В первый же день работы бедную Амели совсем сбили с толку калейдоскопом начальников и непонятными распоряжениями, будто нарочно убеждающими ее в полной и абсолютной беспомощности. Она не может справиться с простейшим заданием — от имени начальника написать какому-то Адаму Джонсону ответ на приглашение поиграть с ним в гольф. Десятки вариантов — и все летят в корзину. В этих бессмысленных упражнениях проходит полдня, до появления непосредственной начальницы — госпожи Мори Фубуки. Теперь Амели уже не волнует собственная профнепригодность, не заботят правила и стратегия поведения. Отныне Амели — режиссер и главная героиня воображаемого спектакля, где царствуют ее представления об идеальной Японии ее мечты. Ибо Фубуки-сан — истинное воплощение этой идеальной, идеализованной Страны восходящего солнца. Ее неподвижное мраморно-белое лицо-маска словно создано для бесконечного вглядывания, и это само кино, идол, предмет поклонения. Фубуки — во всяком случае в пространстве фильма — единственная женщина в корпорации и самая мелкая — не считая, естественно, Амели — сошка. Но все же она — начальница.
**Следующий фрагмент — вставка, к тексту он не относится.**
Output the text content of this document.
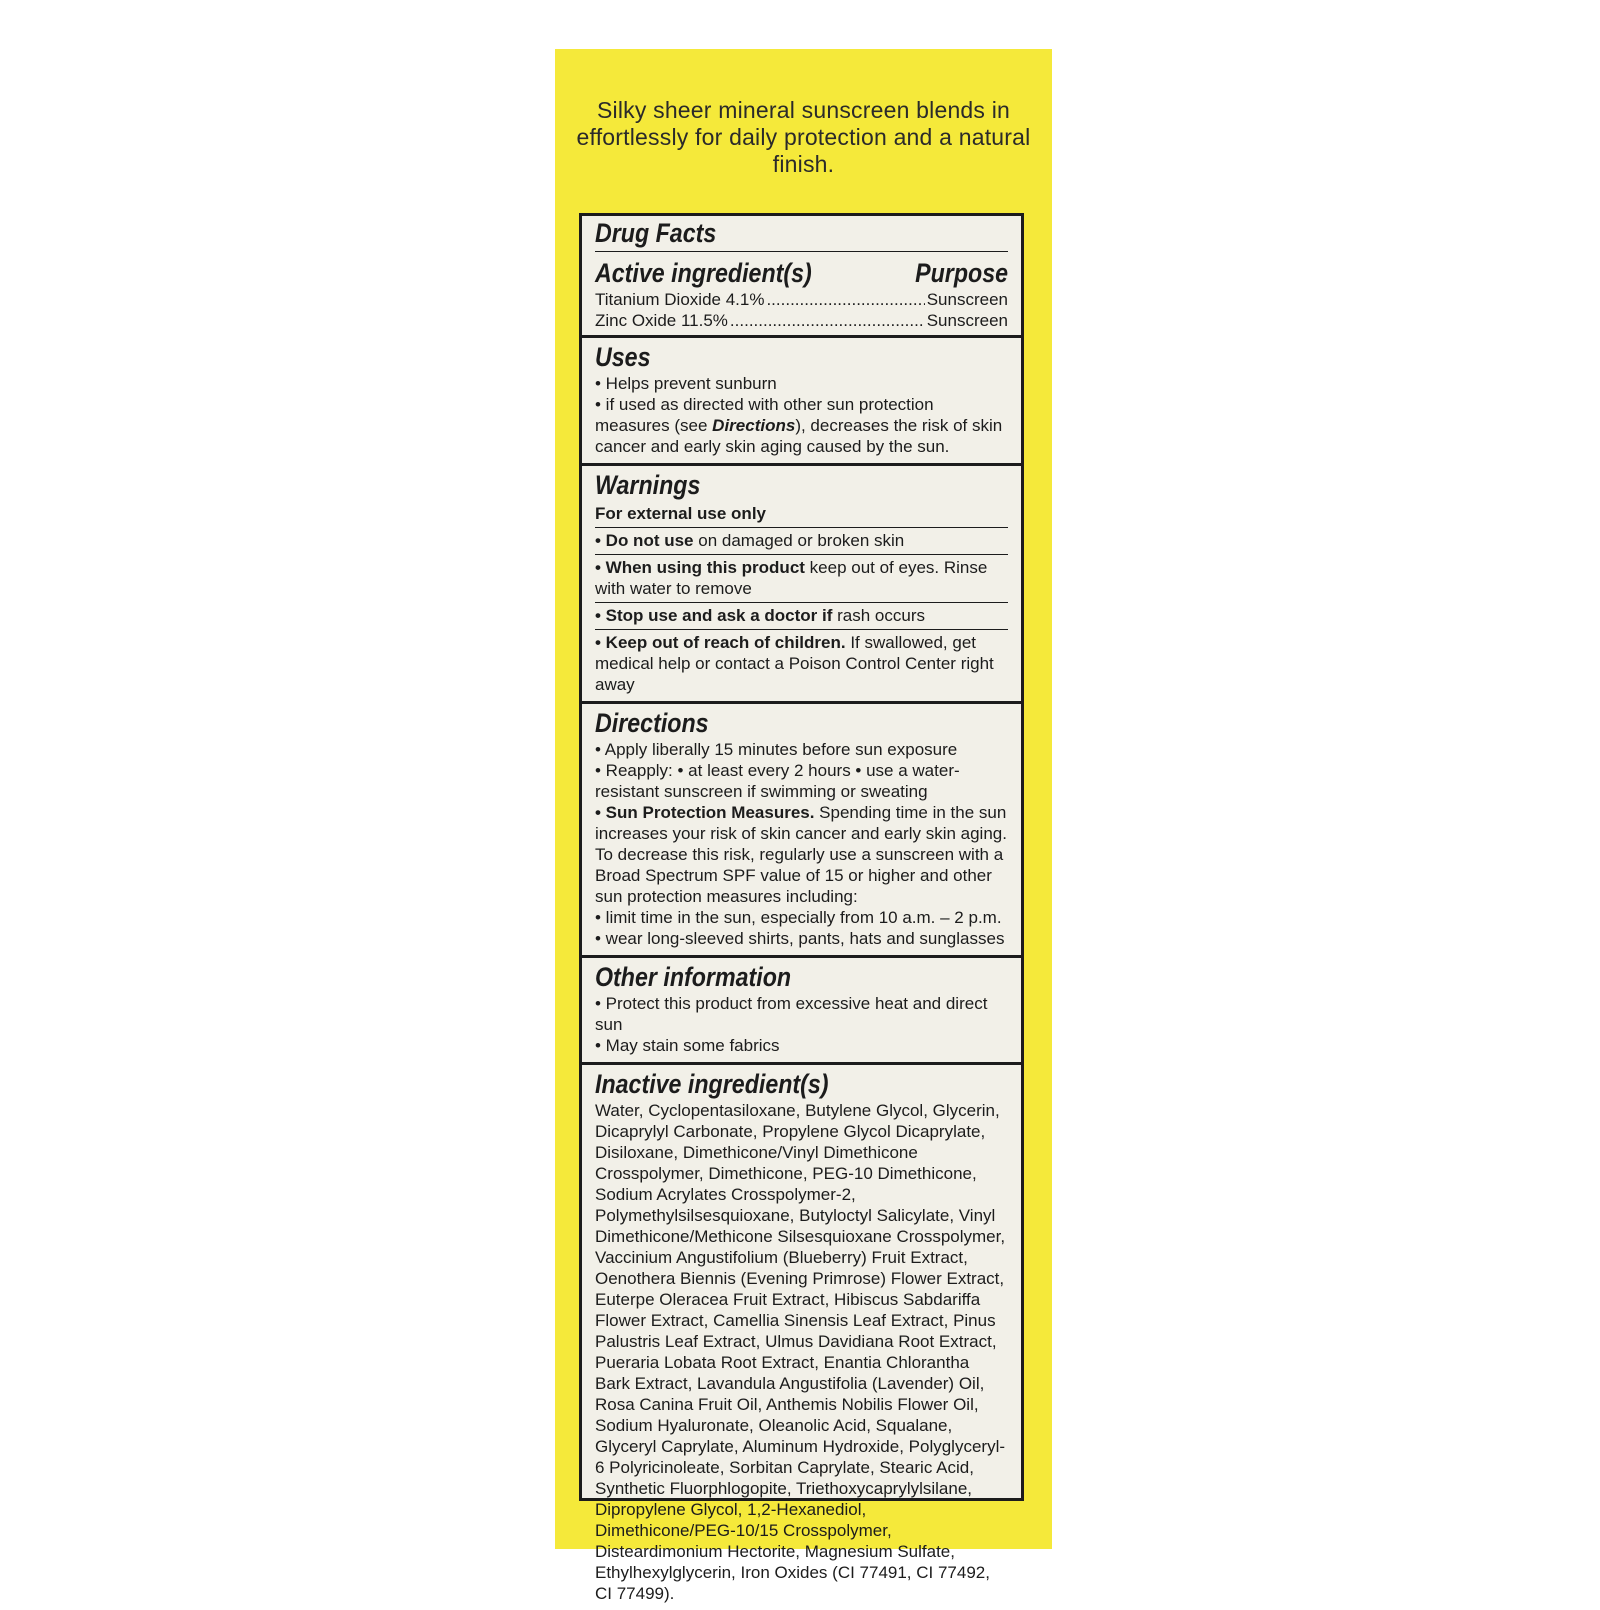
Silky sheer mineral sunscreen blends in effortlessly for daily protection and a natural finish.
Drug Facts
Active ingredient(s)	Purpose
Titanium Dioxide 4.1% .....	Sunscreen
Zinc Oxide 11.5% .....	Sunscreen
Uses
• Helps prevent sunburn
• if used as directed with other sun protection measures (see Directions), decreases the risk of skin cancer and early skin aging caused by the sun.
Warnings
For external use only
• Do not use on damaged or broken skin
• When using this product keep out of eyes. Rinse with water to remove
• Stop use and ask a doctor if rash occurs
• Keep out of reach of children. If swallowed, get medical help or contact a Poison Control Center right away
Directions
• Apply liberally 15 minutes before sun exposure
• Reapply: • at least every 2 hours • use a water-resistant sunscreen if swimming or sweating
• Sun Protection Measures. Spending time in the sun increases your risk of skin cancer and early skin aging. To decrease this risk, regularly use a sunscreen with a Broad Spectrum SPF value of 15 or higher and other sun protection measures including:
• limit time in the sun, especially from 10 a.m. – 2 p.m.
• wear long-sleeved shirts, pants, hats and sunglasses
Other information
• Protect this product from excessive heat and direct sun
• May stain some fabrics
Inactive ingredient(s)
Water, Cyclopentasiloxane, Butylene Glycol, Glycerin, Dicaprylyl Carbonate, Propylene Glycol Dicaprylate, Disiloxane, Dimethicone/Vinyl Dimethicone Crosspolymer, Dimethicone, PEG-10 Dimethicone, Sodium Acrylates Crosspolymer-2, Polymethylsilsesquioxane, Butyloctyl Salicylate, Vinyl Dimethicone/Methicone Silsesquioxane Crosspolymer, Vaccinium Angustifolium (Blueberry) Fruit Extract, Oenothera Biennis (Evening Primrose) Flower Extract, Euterpe Oleracea Fruit Extract, Hibiscus Sabdariffa Flower Extract, Camellia Sinensis Leaf Extract, Pinus Palustris Leaf Extract, Ulmus Davidiana Root Extract, Pueraria Lobata Root Extract, Enantia Chlorantha Bark Extract, Lavandula Angustifolia (Lavender) Oil, Rosa Canina Fruit Oil, Anthemis Nobilis Flower Oil, Sodium Hyaluronate, Oleanolic Acid, Squalane, Glyceryl Caprylate, Aluminum Hydroxide, Polyglyceryl-6 Polyricinoleate, Sorbitan Caprylate, Stearic Acid, Synthetic Fluorphlogopite, Triethoxycaprylylsilane, Dipropylene Glycol, 1,2-Hexanediol, Dimethicone/PEG-10/15 Crosspolymer, Disteardimonium Hectorite, Magnesium Sulfate, Ethylhexylglycerin, Iron Oxides (CI 77491, CI 77492, CI 77499).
Однако Амели, погруженная в свой нафантазированный мир, видит в Фубуки прежде всего подругу — ей кажется, что та относится к ней по-человечески. По традиционной европейской привычке Амели старается найти почву общности. Вот счастье — они обе родились в одной провинции, следовательно, у них одни и те же корни. Фубуки вежливо улыбается. По европейской традиции они должны стать сообщницами в противостоянии мужчинам-деспотам. Они могли бы стать противницами, если бы Фубуки увидела в Амели соперницу в борьбе за мужское сердце. Но Амели по сравнению с Фубуки — серая, неприглядная мышка. Она восторгается дивным «японским носом» начальницы, ее стройной высокой фигурой, а самой-то и похвастать нечем — носом не вышла, ноги кривоваты и полноваты, рост невысок. Ей невдомек, что у Фубуки совсем другие причины не то чтобы ненавидеть, а презирать подчиненную. Потому что та — по инициативе симпатизирующего ей коллеги-японца - удосужилась составить некий удачный реферат. Вот оно, непростительное преступление — нарушение иерархии! Европейская женщина сделала бы вывод: больно умная. Японская делает вывод: тупица. Не ненавистные мужчины, а восхитительная Фубуки кляузничает, требуя поставить на место зарвавшуюся и глупую, глупую европейку. И отныне будет методично уничтожать ее, сталкивая все ниже и ниже по карьерной лестнице. Вплоть до места уборщицы в туалете.
Фубуки побивает, подавляет Амели безупречной рациональностью (традиционно приписываемой французскому менталитету), недопустимостью незапланированных, неправильных чувств и эмоций. «Я думала, мы друзья», — растерянно произносит Амели. «Мы называем это хорошими отношениями между сотрудниками», - безапелляционно парирует Фубуки.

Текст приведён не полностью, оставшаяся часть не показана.